Di ruang kamarnya yang bersih dan menenangkan, Arjuna sedang mengepang rambut istrinya secara perlahan.

"Neng, minggu ini kita camping, yukk? Ke Gunung Putri, tempatnya enak deh, nyaman dan bikin betah pokoknya," ujar Arjuna.

"Camping ke gunung putri?" ulang Senja.

"Iya, camping bareng teman-teman Aa'. Biasa, grup galau yang isinya Saga, Aerlangga, Jona, Lingga, Elang dan Jay juga bakal ikut. Ayo, Neng, dua hari saja." Arjuna berusaha membujuknya.

"Aa' udah izin belum sama abah?"

"Oh, udah dong. Tenang aja, masa Aa' belum izin? Makanya, Aa' langsung tanya sama neng Senja, mau ikut atau nggak? Neng Senja ikut, ya? Nanti kalau neng Senja nggak ikut, Aa' kedingingan, bagaimana coba?" Arjuna mendekat dan mengecup kepala istrinya.

"Ya, tinggal pakai jaket, terus a' Juna tidurnya di depan api unggun. Makanya, bawa jaket yang tebal, 'kan di pegunungan pasti dingin." Senja memberikan beberapa nasihatnya.

"Dih ... neng Senja nggak peka, ah, jadi neng Senja nggak mau ikut, nih?" Arjuna menyudahi mengepang rambutnya yang terkesan berantakan.

Senja lantas menoleh padanya dan memegangi kepangan rambutnya. "A' Juna kenapa sih? Rambut aku peres tahu," ia pun memprotesnya.

"Ya, habisnya, neng gitu deh, nggak peka!" Arjuna bersikap ketus lalu berpaling.

Sikapnya akhir-akhir ini memang kerap demikian, bertingkah manja dan sedikit sensitif.

Senja mendekat dan menyentuh wajah tampan itu. "A' Juna, Sayang. Aku tahu kok, aku ngerti apa yang a' Juna inginkan." Senja menatap kedua bola mata suaminya

"Apa?"

"A' Juna mau bermesraan, 'kan? Di sana tempatnya sejuk dan kalau malam pasti dingin banget, iya, 'kan?"

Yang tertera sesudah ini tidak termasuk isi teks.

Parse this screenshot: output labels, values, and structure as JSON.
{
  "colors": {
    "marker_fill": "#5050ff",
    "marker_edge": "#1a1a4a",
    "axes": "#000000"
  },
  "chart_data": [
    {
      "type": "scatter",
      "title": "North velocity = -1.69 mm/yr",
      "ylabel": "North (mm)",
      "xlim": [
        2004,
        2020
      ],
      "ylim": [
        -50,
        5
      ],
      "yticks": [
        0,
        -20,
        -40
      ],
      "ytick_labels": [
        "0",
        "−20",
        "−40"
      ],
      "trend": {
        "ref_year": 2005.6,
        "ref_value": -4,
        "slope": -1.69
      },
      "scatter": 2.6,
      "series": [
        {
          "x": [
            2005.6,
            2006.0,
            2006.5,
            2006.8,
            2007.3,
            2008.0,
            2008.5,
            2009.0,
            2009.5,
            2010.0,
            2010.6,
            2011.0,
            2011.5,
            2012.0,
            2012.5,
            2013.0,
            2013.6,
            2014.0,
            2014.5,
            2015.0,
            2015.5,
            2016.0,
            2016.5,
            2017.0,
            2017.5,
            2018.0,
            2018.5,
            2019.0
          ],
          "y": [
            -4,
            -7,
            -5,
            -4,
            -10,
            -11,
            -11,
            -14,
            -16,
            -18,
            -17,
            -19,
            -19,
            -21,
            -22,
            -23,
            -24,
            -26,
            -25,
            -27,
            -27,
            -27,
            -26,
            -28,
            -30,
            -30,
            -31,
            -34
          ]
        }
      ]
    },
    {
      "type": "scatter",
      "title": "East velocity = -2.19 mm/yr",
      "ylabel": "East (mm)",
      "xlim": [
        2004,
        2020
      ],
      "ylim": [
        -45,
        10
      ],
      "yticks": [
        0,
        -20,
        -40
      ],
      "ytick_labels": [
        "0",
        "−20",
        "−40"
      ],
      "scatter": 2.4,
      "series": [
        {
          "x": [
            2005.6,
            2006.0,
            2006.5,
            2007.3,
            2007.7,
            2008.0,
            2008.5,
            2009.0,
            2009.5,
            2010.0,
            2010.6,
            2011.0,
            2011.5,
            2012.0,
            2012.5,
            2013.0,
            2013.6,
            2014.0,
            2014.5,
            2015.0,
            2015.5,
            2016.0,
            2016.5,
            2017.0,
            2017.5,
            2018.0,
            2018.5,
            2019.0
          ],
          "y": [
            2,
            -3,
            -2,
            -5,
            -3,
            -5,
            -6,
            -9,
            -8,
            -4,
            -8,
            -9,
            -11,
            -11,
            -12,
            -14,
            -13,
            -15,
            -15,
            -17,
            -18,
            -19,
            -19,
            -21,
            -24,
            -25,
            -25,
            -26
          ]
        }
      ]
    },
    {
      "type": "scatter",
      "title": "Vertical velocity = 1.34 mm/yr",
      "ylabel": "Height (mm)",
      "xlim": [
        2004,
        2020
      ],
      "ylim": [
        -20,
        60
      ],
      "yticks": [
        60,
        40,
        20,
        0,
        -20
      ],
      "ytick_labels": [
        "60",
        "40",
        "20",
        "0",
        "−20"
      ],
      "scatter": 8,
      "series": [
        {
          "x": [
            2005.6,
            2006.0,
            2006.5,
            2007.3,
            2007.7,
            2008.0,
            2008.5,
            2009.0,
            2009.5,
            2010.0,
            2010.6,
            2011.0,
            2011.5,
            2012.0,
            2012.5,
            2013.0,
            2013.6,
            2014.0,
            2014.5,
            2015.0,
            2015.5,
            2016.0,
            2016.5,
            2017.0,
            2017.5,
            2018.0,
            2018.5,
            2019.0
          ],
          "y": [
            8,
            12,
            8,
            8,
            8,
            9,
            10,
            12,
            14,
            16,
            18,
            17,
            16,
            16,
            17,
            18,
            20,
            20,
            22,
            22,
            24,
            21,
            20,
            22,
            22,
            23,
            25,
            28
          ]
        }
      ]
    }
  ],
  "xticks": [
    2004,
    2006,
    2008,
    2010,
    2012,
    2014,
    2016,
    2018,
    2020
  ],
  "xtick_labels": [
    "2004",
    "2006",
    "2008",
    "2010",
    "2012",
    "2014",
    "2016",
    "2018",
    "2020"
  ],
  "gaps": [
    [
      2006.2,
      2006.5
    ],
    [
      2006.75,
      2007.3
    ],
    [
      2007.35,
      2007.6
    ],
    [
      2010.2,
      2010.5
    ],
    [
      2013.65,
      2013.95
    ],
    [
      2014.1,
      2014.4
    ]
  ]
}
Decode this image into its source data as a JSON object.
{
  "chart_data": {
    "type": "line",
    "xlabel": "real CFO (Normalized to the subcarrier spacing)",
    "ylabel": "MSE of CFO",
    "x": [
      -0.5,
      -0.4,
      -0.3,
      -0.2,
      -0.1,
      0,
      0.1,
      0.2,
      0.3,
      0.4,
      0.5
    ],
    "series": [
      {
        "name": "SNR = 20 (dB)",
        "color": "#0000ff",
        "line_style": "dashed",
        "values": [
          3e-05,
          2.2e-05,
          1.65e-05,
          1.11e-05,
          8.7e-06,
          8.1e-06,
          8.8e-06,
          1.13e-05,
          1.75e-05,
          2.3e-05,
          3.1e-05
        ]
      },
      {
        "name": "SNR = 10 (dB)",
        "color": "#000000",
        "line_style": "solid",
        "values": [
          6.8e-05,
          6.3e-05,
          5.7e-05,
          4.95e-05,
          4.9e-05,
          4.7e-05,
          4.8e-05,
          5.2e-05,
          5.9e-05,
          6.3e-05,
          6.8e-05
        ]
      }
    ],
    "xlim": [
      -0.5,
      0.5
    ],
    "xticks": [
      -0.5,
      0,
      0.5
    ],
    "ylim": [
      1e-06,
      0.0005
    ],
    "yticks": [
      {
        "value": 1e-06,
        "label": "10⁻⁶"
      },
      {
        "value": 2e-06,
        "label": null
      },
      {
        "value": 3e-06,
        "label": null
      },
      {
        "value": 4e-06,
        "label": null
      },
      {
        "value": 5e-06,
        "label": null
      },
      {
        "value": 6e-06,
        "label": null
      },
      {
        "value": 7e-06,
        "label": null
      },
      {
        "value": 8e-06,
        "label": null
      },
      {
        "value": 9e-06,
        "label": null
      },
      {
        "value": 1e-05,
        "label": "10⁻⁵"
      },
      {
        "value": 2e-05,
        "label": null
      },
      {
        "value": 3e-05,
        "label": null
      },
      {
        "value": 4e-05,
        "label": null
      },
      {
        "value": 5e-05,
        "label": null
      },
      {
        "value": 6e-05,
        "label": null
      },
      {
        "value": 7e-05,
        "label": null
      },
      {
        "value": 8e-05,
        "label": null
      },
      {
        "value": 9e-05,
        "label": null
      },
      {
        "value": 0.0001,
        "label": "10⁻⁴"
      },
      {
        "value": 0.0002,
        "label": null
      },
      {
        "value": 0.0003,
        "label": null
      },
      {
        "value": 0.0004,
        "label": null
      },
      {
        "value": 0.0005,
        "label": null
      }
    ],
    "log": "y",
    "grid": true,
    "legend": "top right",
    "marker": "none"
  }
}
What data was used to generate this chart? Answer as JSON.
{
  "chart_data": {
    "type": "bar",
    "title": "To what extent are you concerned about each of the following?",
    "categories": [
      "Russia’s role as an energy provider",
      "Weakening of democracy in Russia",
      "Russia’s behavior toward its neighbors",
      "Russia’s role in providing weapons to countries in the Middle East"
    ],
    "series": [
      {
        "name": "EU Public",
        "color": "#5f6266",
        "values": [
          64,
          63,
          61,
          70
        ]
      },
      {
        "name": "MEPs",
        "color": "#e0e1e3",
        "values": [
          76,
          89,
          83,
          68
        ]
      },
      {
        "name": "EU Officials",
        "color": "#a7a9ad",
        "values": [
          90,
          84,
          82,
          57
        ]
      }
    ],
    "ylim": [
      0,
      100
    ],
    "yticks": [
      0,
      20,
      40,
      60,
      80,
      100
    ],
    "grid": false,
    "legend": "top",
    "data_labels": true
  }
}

Arjuna mengukir senyuman sampai wajahnya bersemu kemerahan.

"Ih, istri Aa' ini emang pinter banget, deh!" Arjuna kemudian memeluknya, hingga merebahkan Senja ke atas kasur.

"A' Juna berat, iih!" Senja memprotes.

"Biarin, rasain, mau dibikin berat terus setiap malam!" Arjuna pun tak menghiraukan rengekan istrinya, menindihnya dan memulai aksi nakalnya di atas peraduan hingga pagi menjelang.